Intelligender Test That Could Lead to Sex-Selection Abortions Heads to New Zealand
by Steven Ertelt
June 8, 2009
Wellington, New Zealand (LifeNews.com) — The Intelligender test kit that has prompted concerns that it could lead to an increase in the use of sex-selection abortions is headed to New Zealand. That’s after pharmacies in Australia began selling the kit, which claims to able to detect the gender of an unborn child when used, last month.

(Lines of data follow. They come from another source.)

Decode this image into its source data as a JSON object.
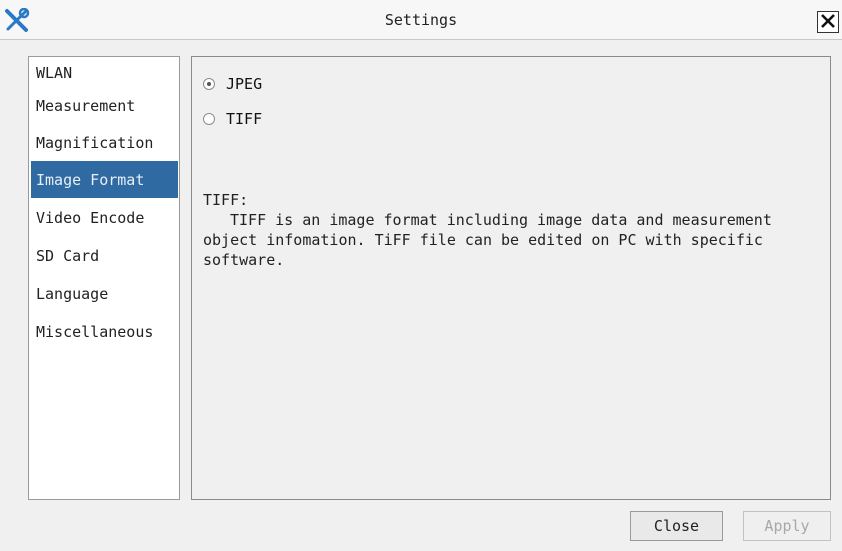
{
  "window": {
    "title": "Settings",
    "app_icon": "tools-icon",
    "close_icon": "close-icon"
  },
  "sidebar": {
    "items": [
      {
        "label": "WLAN",
        "selected": false
      },
      {
        "label": "Measurement",
        "selected": false
      },
      {
        "label": "Magnification",
        "selected": false
      },
      {
        "label": "Image Format",
        "selected": true
      },
      {
        "label": "Video Encode",
        "selected": false
      },
      {
        "label": "SD Card",
        "selected": false
      },
      {
        "label": "Language",
        "selected": false
      },
      {
        "label": "Miscellaneous",
        "selected": false
      }
    ],
    "selected_color": "#2f6aa3"
  },
  "image_format": {
    "options": [
      {
        "label": "JPEG",
        "checked": true
      },
      {
        "label": "TIFF",
        "checked": false
      }
    ],
    "description_title": "TIFF:",
    "description": "TIFF is an image format including image data and measurement object infomation. TiFF file can be edited on PC with specific software."
  },
  "buttons": {
    "close": "Close",
    "apply": "Apply"
  }
}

The test kit makers claim the test offers a 90 percent accuracy rate in determining the gender of the baby after eight weeks into the pregnancy.
Sold in the United States since 2006, the test takes 10 minutes and supposedly identifies a "confidential element" found in the hormones of a pregnant woman when she is carrying a girl.
When a pregnant woman’s urine is mixed with the chemicals in the kit, it supposedly turns green or black to indicate a boy and orange or yellow to indicate a girl.
The New Zealand Herald reports that David Portnoy, managing director of Melbourne-based Early Image, which makes the controversial test, hopes to bring it to New Zealand within weeks.
Early Image is reportedly negotiating with Douglas Pharmaceuticals and API to put the test on pharmacy shelves in New Zealand.
That concerns both pro-life and medical groups.
"The concern we would have is that people would then terminate pregnancies on the grounds of sex selection," Dr. Ted Weaver, head of the Royal Australian and New Zealand College of Obstetricians and Gynaecologists, said.
Bernard Moran, the head of the pro-life group Voice for Life, said he worries about sex-selection abortions, which are more common in Asian nations like China and India, becoming prevalent in New Zealand.
"Certain ethnic minorities here might be more prone to use it," he said.
Moran also said he is upset that the Intelligender test kit appears as if it will not need the approval of the Health Ministry’s Medsafe unit.
Portnoy dismissed the concerns about sex-selection abortions in some sectors of the New Zealand population or anywhere else.
"I would be amazed if anybody was to do anything so drastic based on a urine test that has a 90 per cent accuracy rate," he told the newspaper.
Weaver previously said he doesn’t think such a test, which costs $95, can discern whether a mother will have a boy or girl in the way an ultrasound or an amniocentesis can.
"We’re all about women having choices, but we want the choices to be valid," Weaver said.